No one is saying that the next outbreak is going to be Ebola or someting else. But what is certain is that there will be another epidemic. Some funders, like Paul Allen, want to prepare for that day by shoring up West Africa's abysmally weak public health systems and bolstering the capacity to respond to future health emergencies.
The Gates Foundation also wants to better prepare for whatever is coming next, which is the main reason for its $75 million grant to the Child Health and Mortality Prevention Surveillance Network, or CHAMPS. Another big reason, though, is that the work of CHAMPS can save the lives of children now.

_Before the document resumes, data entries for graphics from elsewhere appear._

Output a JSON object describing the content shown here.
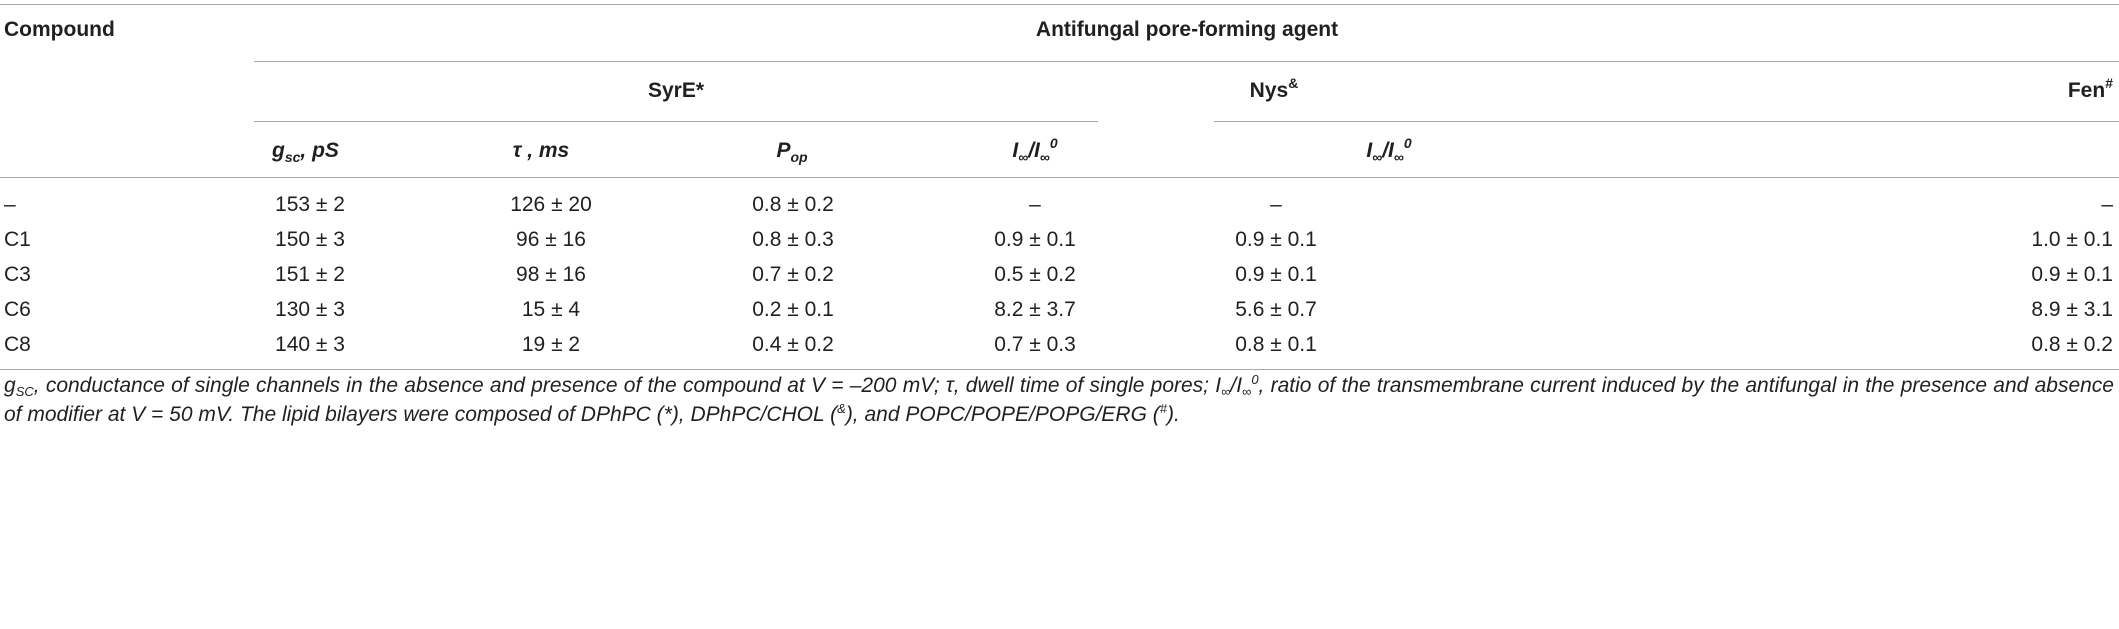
{
  "headers": {
    "compound": "Compound",
    "group": "Antifungal pore-forming agent",
    "syre": "SyrE*",
    "nys": "Nys",
    "nys_sup": "&",
    "fen": "Fen",
    "fen_sup": "#",
    "gsc_main": "g",
    "gsc_sub": "sc",
    "gsc_unit": ", pS",
    "tau": "τ , ms",
    "pop_main": "P",
    "pop_sub": "op",
    "ratio_main": "I",
    "ratio_sub1": "∞",
    "ratio_slash": "/I",
    "ratio_sub2": "∞",
    "ratio_sup": "0"
  },
  "rows": [
    {
      "compound": "–",
      "gsc": "153 ± 2",
      "tau": "126 ± 20",
      "pop": "0.8 ± 0.2",
      "syre_ratio": "–",
      "nys_ratio": "–",
      "fen_ratio": "–"
    },
    {
      "compound": "C1",
      "gsc": "150 ± 3",
      "tau": "96 ± 16",
      "pop": "0.8 ± 0.3",
      "syre_ratio": "0.9 ± 0.1",
      "nys_ratio": "0.9 ± 0.1",
      "fen_ratio": "1.0 ± 0.1"
    },
    {
      "compound": "C3",
      "gsc": "151 ± 2",
      "tau": "98 ± 16",
      "pop": "0.7 ± 0.2",
      "syre_ratio": "0.5 ± 0.2",
      "nys_ratio": "0.9 ± 0.1",
      "fen_ratio": "0.9 ± 0.1"
    },
    {
      "compound": "C6",
      "gsc": "130 ± 3",
      "tau": "15 ± 4",
      "pop": "0.2 ± 0.1",
      "syre_ratio": "8.2 ± 3.7",
      "nys_ratio": "5.6 ± 0.7",
      "fen_ratio": "8.9 ± 3.1"
    },
    {
      "compound": "C8",
      "gsc": "140 ± 3",
      "tau": "19 ± 2",
      "pop": "0.4 ± 0.2",
      "syre_ratio": "0.7 ± 0.3",
      "nys_ratio": "0.8 ± 0.1",
      "fen_ratio": "0.8 ± 0.2"
    }
  ],
  "caption": {
    "g": "g",
    "g_sub": "SC",
    "p1": ", conductance of single channels in the absence and presence of the compound at V = –200 mV; τ, dwell time of single pores; I",
    "inf1": "∞",
    "slash": "/I",
    "inf2": "∞",
    "zero": "0",
    "p2": ", ratio of the transmembrane current induced by the antifungal in the presence and absence of modifier at V = 50 mV. The lipid bilayers were composed of DPhPC (*), DPhPC/CHOL (",
    "amp": "&",
    "p3": "), and POPC/POPE/POPG/ERG (",
    "hash": "#",
    "p4": ")."
  }
}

CHAMPS is a disease surveillance network with sites in developing countries that are gathering data to help determine why, where and when children are becoming ill and dying. The focus on children here is a no-brainer—they are among the most vulnerable when it comes to fighting off diseases. By gathering this data more quickly, resources can get to where they need to be faster, and hopefully, save more lives. The program will also provide capacity and training in the event another outbreak shifts to an epidemic.
The Emory Global Health Institute, which is home to the International Association of National Public Health Institutes and the CDC, will offer up technical assistance with lab infrastructure for the program, which is currently set to run for a minimum of 20 years.

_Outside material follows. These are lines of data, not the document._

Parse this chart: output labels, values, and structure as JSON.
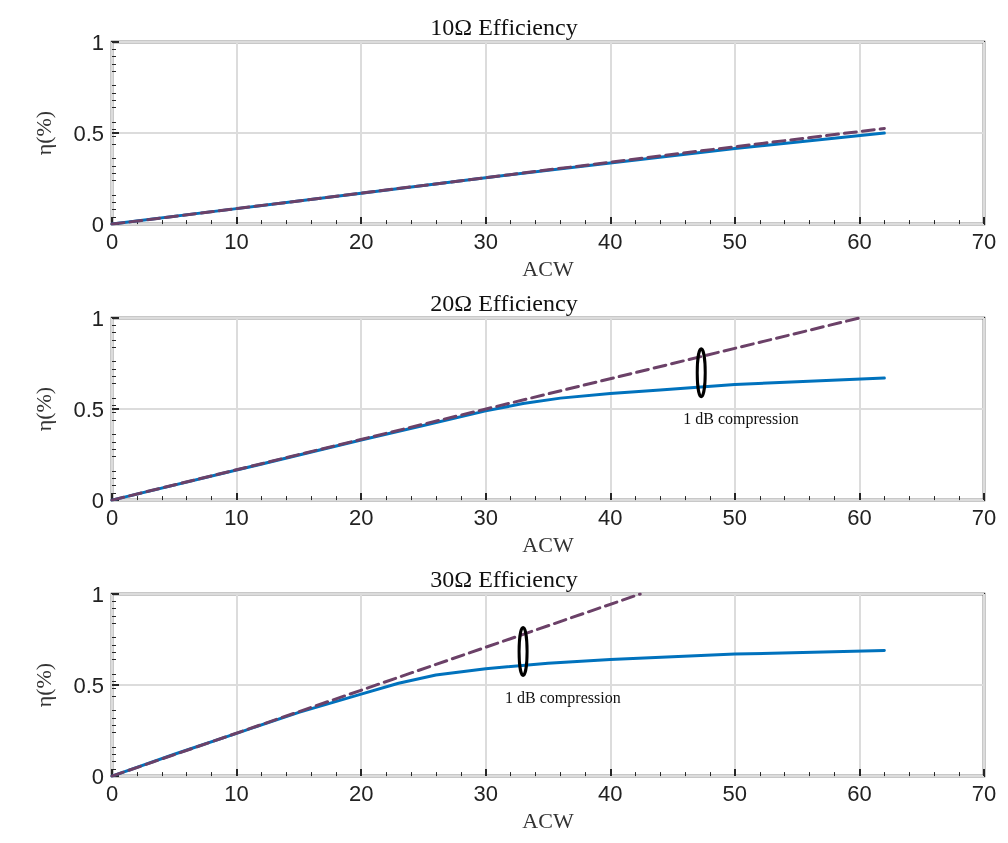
{
  "chart_data": [
    {
      "type": "line",
      "title": "10Ω Efficiency",
      "xlabel": "ACW",
      "ylabel": "η(%)",
      "xlim": [
        0,
        70
      ],
      "xticks": [
        0,
        10,
        20,
        30,
        40,
        50,
        60,
        70
      ],
      "ylim": [
        0,
        1
      ],
      "yticks": [
        0,
        0.5,
        1
      ],
      "grid": true,
      "marker": "none",
      "series": [
        {
          "color": "#6b4168",
          "line_style": "dashed",
          "x": [
            0,
            10,
            20,
            30,
            40,
            50,
            62
          ],
          "values": [
            0,
            0.085,
            0.17,
            0.255,
            0.34,
            0.425,
            0.525
          ]
        },
        {
          "color": "#0072bd",
          "line_style": "solid",
          "x": [
            0,
            10,
            20,
            30,
            40,
            50,
            62
          ],
          "values": [
            0,
            0.085,
            0.17,
            0.255,
            0.335,
            0.415,
            0.5
          ]
        }
      ]
    },
    {
      "type": "line",
      "title": "20Ω Efficiency",
      "xlabel": "ACW",
      "ylabel": "η(%)",
      "xlim": [
        0,
        70
      ],
      "xticks": [
        0,
        10,
        20,
        30,
        40,
        50,
        60,
        70
      ],
      "ylim": [
        0,
        1
      ],
      "yticks": [
        0,
        0.5,
        1
      ],
      "grid": true,
      "marker": "none",
      "annotations": [
        {
          "text": "1 dB compression",
          "x": 47.3,
          "y": 0.622
        }
      ],
      "series": [
        {
          "color": "#6b4168",
          "line_style": "dashed",
          "x": [
            0,
            60
          ],
          "values": [
            0,
            1
          ]
        },
        {
          "color": "#0072bd",
          "line_style": "solid",
          "x": [
            0,
            10,
            20,
            25,
            30,
            33,
            36,
            40,
            44,
            47,
            50,
            55,
            62
          ],
          "values": [
            0,
            0.165,
            0.33,
            0.41,
            0.49,
            0.53,
            0.56,
            0.585,
            0.605,
            0.62,
            0.635,
            0.65,
            0.67
          ]
        }
      ]
    },
    {
      "type": "line",
      "title": "30Ω Efficiency",
      "xlabel": "ACW",
      "ylabel": "η(%)",
      "xlim": [
        0,
        70
      ],
      "xticks": [
        0,
        10,
        20,
        30,
        40,
        50,
        60,
        70
      ],
      "ylim": [
        0,
        1
      ],
      "yticks": [
        0,
        0.5,
        1
      ],
      "grid": true,
      "marker": "none",
      "annotations": [
        {
          "text": "1 dB compression",
          "x": 33,
          "y": 0.608
        }
      ],
      "series": [
        {
          "color": "#6b4168",
          "line_style": "dashed",
          "x": [
            0,
            42.4
          ],
          "values": [
            0,
            1
          ]
        },
        {
          "color": "#0072bd",
          "line_style": "solid",
          "x": [
            0,
            5,
            10,
            15,
            20,
            23,
            26,
            30,
            35,
            40,
            50,
            62
          ],
          "values": [
            0,
            0.12,
            0.235,
            0.35,
            0.45,
            0.51,
            0.555,
            0.59,
            0.62,
            0.64,
            0.67,
            0.69
          ]
        }
      ]
    }
  ]
}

Historically, the Gates Foundation’s disease-related grantmaking has targeted the prevention and treatment of specific diseases like HIV, polio, and malaria. Its support related to disease surveillance has also gone in the same direction, targeting specific diseases rather than casting a wider net, as it’s now doing with CHAMPS. Not only has the foundation stepped a bit out of its funding comfort zone here, it’s also raised its financial commitment rather significantly.
Though disease surveillance isn’t a marquee grantmaking program at Gates, it has always been on the foundation’s radar. Beginning in 1999, Gates awarded the International Medical Corps a $720,000 grant to support its sleeping sickness surveillance and control work in Sudan. Every couple of years, the foundation would award one or two disease surveillance grants to organizations like the WHO and the CDC.
It wasn’t until 2013 when a discernable pattern in Gates’ disease surveillance grantmaking began to emerge. That year, the foundation made close to $26 million in related grants. In 2014, those amounts remained relatively the same, as did the number of grantees (around 10 per year).
The foundation’s five-year, $75 million grant also marks another notable change in Gates’ disease surveillance grantmaking—it’s three times as big as any related grant it has awarded in the past.
As for other funders in the disease surveillance space, we've written often about how the Rockefeller Foundation is a major player here. And while it officially winded down that work a while back, it isn't completely out of the game, still making select grants for disease surveillance here and there.